Doug Whyte abandoned the day job as Property Manager of the whole Studland Estate, and instead talked to us in his private capacity about his passion - bee-keeping - and showed us some of the equipment that he uses. The audience were riveted as he told us intricacies that we had never dreamt of. The lives of most of the 40,000 or so bees in a swarm are predetermined and short; the few males (drones) live to mate and then die; the queen lays 3,000 eggs a day, and when she begins to weaken she is killed or abandoned.

Without a healthy bee population agriculture can't continue, yet in the face of increasing disease governments have repeatedly cut funding for research and support.

Doug talks to the audience

Even when he's finished the audience can't stop asking questions


And is there honey still for tea?*

Yes, Doug's honey was about two weeks old as he spoke, but the future may be bleak if disease problems aren't tackled.

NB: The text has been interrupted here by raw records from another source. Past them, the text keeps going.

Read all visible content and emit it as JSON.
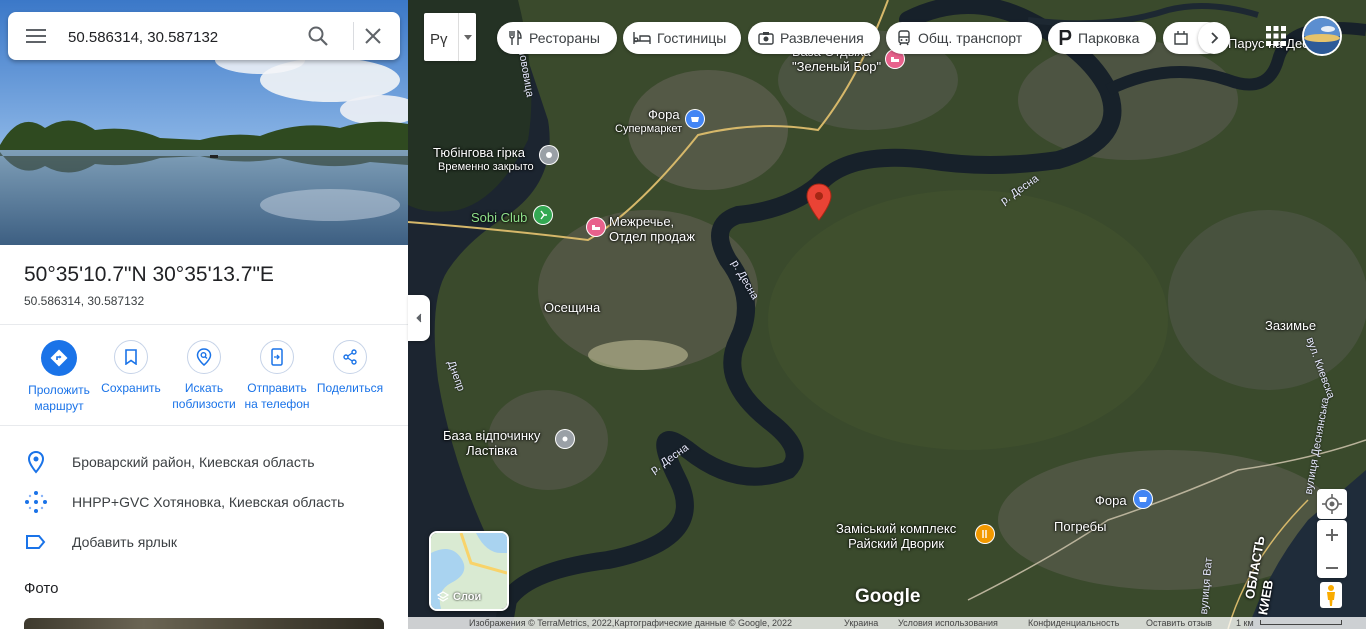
{
  "search": {
    "value": "50.586314, 30.587132"
  },
  "place": {
    "title": "50°35'10.7\"N 30°35'13.7\"E",
    "subtitle": "50.586314, 30.587132"
  },
  "actions": [
    {
      "label": "Проложить маршрут",
      "line1": "Проложить",
      "line2": "маршрут"
    },
    {
      "label": "Сохранить",
      "line1": "Сохранить",
      "line2": ""
    },
    {
      "label": "Искать поблизости",
      "line1": "Искать",
      "line2": "поблизости"
    },
    {
      "label": "Отправить на телефон",
      "line1": "Отправить",
      "line2": "на телефон"
    },
    {
      "label": "Поделиться",
      "line1": "Поделиться",
      "line2": ""
    }
  ],
  "info": {
    "address": "Броварский район, Киевская область",
    "pluscode": "HHPP+GVC Хотяновка, Киевская область",
    "label": "Добавить ярлык"
  },
  "photos_heading": "Фото",
  "map": {
    "language_button": "Рү",
    "chips": [
      "Рестораны",
      "Гостиницы",
      "Развлечения",
      "Общ. транспорт",
      "Парковка"
    ],
    "layers_label": "Слои",
    "google_logo": "Google",
    "labels": {
      "base_zeleny_bor_1": "База Отдыха",
      "base_zeleny_bor_2": "\"Зеленый Бор\"",
      "fora1": "Фора",
      "fora1_sub": "Супермаркет",
      "tubing": "Тюбінгова гірка",
      "tubing_sub": "Временно закрыто",
      "sobi": "Sobi Club",
      "mezhreche1": "Межречье,",
      "mezhreche2": "Отдел продаж",
      "osesсhina": "Осещина",
      "lastivka1": "База відпочинку",
      "lastivka2": "Ластівка",
      "zazimye": "Зазимье",
      "fora2": "Фора",
      "raysky1": "Заміський комплекс",
      "raysky2": "Райский Дворик",
      "pogreby": "Погребы",
      "parus": "Парус на Десне",
      "river_desna1": "р. Десна",
      "river_desna2": "р. Десна",
      "river_desna3": "р. Десна",
      "dnepr": "Днепр",
      "street_kyivska": "вул. Киевска",
      "street_desnyanska": "вулиця Деснянська",
      "street_vat": "вулиця Ват",
      "street_oskovitsa": "Ослововица",
      "region": "ОБЛАСТЬ",
      "kiev": "КИЕВ"
    },
    "footer": {
      "imagery": "Изображения © TerraMetrics, 2022,Картографические данные © Google, 2022",
      "country": "Украина",
      "terms": "Условия использования",
      "privacy": "Конфиденциальность",
      "feedback": "Оставить отзыв",
      "scale": "1 км"
    }
  },
  "colors": {
    "accent": "#1a73e8",
    "pin": "#ea4335"
  }
}
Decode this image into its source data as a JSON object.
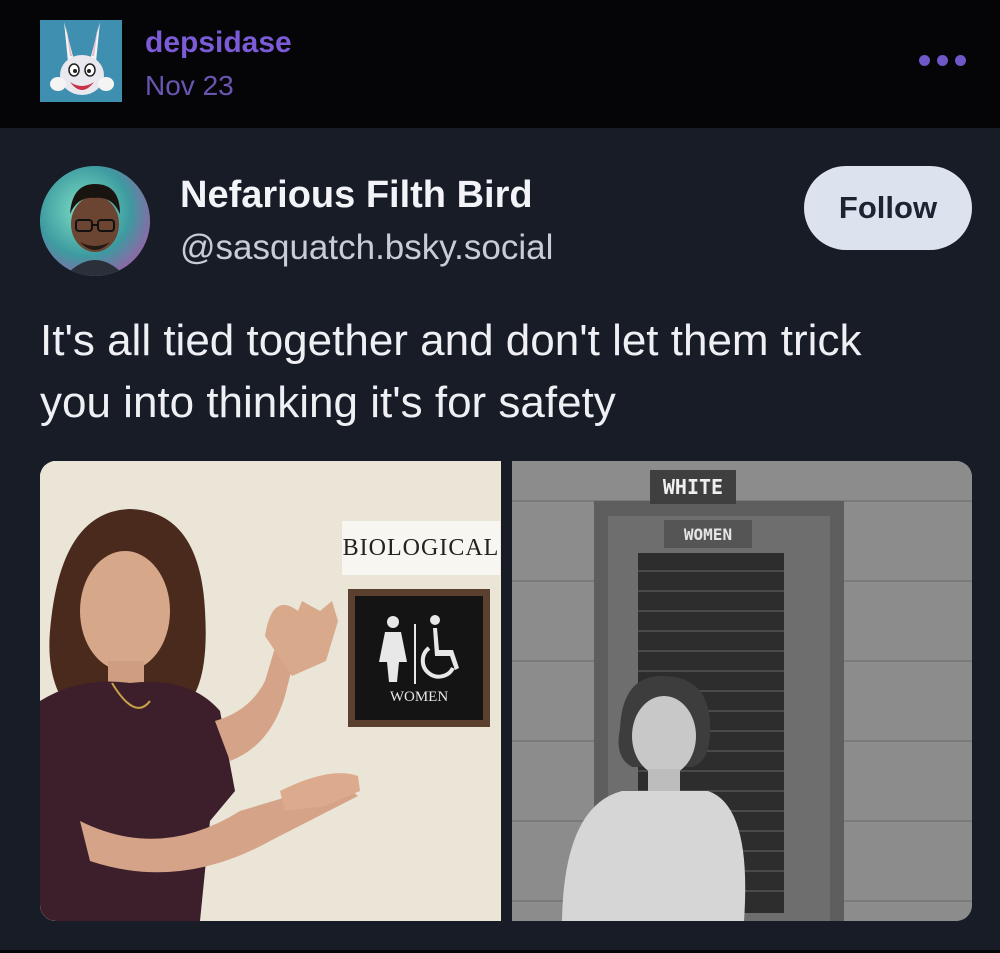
{
  "reblog_header": {
    "username": "depsidase",
    "date": "Nov 23",
    "avatar_icon": "bunny-avatar-icon",
    "more_icon": "ellipsis-icon"
  },
  "embedded_post": {
    "author": {
      "display_name": "Nefarious Filth Bird",
      "handle": "@sasquatch.bsky.social",
      "avatar_icon": "author-avatar-illustration"
    },
    "follow_label": "Follow",
    "text": "It's all tied together and don't let them trick you into thinking it's for safety",
    "images": {
      "left": {
        "sign_label": "BIOLOGICAL",
        "plate_text": "WOMEN"
      },
      "right": {
        "sign_top": "WHITE",
        "sign_bottom": "WOMEN"
      }
    }
  },
  "colors": {
    "header_bg": "#050507",
    "card_bg": "#171c27",
    "username": "#7c5cd6",
    "follow_bg": "#dde3ee"
  }
}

*The Old Vicarage, Grantchester, Rupert Brooke, 1912


Jonathon Kershaw, The Trust's Warden for South Purbeck left us astounded by his talk on stone walls. In this small area the Trust has no less than 60km or 38 miles of them. Many of them date back hundreds of years, as evidenced by old maps. About a quarter of them need repair, at an estimated cost of about 1m. In the near future the government will be ending grants towards the work. Although the Trust is using volunteers to do the work, as well as contractors, it will clearly take many many years to complete the work

Jonathon told us about the different styles of wall building, and how the stone usually reflects the underlying geology. There is almost no historical written information on the walls. Much of what we believe about them is conjecture.

Jonathon illustrates a point, using the new equipment at the Study Centre to project his computer screen onto a whiteboard.

NB - the bottle of wine on the table is a raffle prize, not Jonathon's refreshment.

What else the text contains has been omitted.